An army of Parademons turns up in Websterville and one in particular has an interest in Azrael's soul. Azrael would have to fight the parademon for a soul he may or may not have, this did not agree with Azrael and he chose to run. While evading the Pardemon Azrael helps a young boy called Willie Ronton and in doing so persuades the Parademon that he doesn't want Azrael's soul.
A well written single issue story. Denny managed to pen some strong character moments in an otherwise action and humour oriented story. Azrael's best moments always seem to be generated by the homeless people he meets. In this issue he prevents another shoe theft, an in joke for those who have read Azrael #1. Slapstick humour also plays a part in this issue the Parademon spoke in an amusing manner and a tunnel provides at least two laughs. The ending was somewhat reminiscent of casablanca, a touch of "This looks like the start of a beatiful friendship." Guess what, this story had a moral too!
I like this story, I like it a lot. Vince Giarrano, no newcomer to Azrael having previously pencilled Azrael plus the Question, provided a dynamic Azrael and a very youthful Jean-Paul remniniscent of Joe Quesada's work on Azrael/Ash but not in the same style. James Pascoe retained the inking syle he adopted for working with Roger Robinson and the result was an interesting mix of light open art with strongly defined shadow, a perfect mix for the story which took a lighthearted look at some pretty nasty stuff.
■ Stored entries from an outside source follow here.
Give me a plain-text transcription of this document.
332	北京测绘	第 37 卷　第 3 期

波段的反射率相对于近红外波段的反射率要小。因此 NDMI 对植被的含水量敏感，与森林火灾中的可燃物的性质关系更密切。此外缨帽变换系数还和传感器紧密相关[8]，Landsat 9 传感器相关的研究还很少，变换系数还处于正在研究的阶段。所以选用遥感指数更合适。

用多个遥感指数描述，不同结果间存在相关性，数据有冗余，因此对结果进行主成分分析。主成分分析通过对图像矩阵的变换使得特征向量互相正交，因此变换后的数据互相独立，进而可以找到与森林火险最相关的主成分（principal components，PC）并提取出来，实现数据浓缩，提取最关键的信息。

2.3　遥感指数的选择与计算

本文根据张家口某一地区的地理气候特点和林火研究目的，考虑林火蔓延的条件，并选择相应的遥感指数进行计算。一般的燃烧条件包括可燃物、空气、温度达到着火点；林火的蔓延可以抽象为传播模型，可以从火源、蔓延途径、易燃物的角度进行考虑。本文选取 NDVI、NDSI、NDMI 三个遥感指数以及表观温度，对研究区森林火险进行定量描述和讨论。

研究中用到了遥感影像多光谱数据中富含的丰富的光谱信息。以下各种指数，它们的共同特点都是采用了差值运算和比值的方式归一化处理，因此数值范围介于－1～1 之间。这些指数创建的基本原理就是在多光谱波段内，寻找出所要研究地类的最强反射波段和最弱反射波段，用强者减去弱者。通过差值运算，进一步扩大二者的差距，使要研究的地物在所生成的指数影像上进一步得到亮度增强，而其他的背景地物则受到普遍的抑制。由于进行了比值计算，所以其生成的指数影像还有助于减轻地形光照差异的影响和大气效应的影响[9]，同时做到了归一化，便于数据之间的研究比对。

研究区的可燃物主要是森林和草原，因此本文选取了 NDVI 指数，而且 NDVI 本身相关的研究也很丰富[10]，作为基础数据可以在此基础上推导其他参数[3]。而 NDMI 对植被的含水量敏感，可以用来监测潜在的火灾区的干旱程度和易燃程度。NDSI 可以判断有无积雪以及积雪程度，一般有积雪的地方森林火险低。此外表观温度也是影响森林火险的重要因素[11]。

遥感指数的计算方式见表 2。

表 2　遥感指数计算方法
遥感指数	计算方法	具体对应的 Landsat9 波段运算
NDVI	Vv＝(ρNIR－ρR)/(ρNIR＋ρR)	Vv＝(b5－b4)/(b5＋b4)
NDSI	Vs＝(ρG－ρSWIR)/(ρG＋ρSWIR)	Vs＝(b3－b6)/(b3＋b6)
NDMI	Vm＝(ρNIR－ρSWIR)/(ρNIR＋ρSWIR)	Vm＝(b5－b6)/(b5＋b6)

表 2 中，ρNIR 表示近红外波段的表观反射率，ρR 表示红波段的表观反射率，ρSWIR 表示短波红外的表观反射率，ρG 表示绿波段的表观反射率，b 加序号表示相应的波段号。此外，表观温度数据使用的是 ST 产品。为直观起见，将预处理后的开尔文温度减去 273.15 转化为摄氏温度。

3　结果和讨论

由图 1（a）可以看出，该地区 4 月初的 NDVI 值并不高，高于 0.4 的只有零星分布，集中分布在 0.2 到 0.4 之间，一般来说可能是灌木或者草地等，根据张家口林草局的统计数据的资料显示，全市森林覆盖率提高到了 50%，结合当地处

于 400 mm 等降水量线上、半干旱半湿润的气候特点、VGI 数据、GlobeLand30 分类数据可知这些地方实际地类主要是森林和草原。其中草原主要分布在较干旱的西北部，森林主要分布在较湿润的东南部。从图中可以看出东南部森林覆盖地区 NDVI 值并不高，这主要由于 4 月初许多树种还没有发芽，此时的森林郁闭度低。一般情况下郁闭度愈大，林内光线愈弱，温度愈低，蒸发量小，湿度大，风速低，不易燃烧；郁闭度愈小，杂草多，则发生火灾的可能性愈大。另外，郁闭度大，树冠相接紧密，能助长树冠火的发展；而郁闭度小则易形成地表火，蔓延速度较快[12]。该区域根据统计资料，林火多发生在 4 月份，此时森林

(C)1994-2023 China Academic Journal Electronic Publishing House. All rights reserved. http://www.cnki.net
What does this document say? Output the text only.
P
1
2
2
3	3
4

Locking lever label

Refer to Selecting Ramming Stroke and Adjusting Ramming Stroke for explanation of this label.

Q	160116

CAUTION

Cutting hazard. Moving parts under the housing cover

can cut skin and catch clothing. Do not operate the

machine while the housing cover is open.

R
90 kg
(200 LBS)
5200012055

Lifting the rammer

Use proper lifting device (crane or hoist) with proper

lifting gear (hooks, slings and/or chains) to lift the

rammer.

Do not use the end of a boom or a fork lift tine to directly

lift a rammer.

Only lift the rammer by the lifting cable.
The jokes were the part I probably appreciated most after a couple of stoies of varying quality that had very little in the way of humour compared to Brian's own brand. I couldn't find any thing to really criticise except that Azrael seemed to know what the Parademons were, even using the word demon before he met Glinda. While missing any interaction with his main supporting cast the conversations with the Websterville characters were eqaully illuminatingmaking this a much better issue than the prevous four, barring Azrael #33.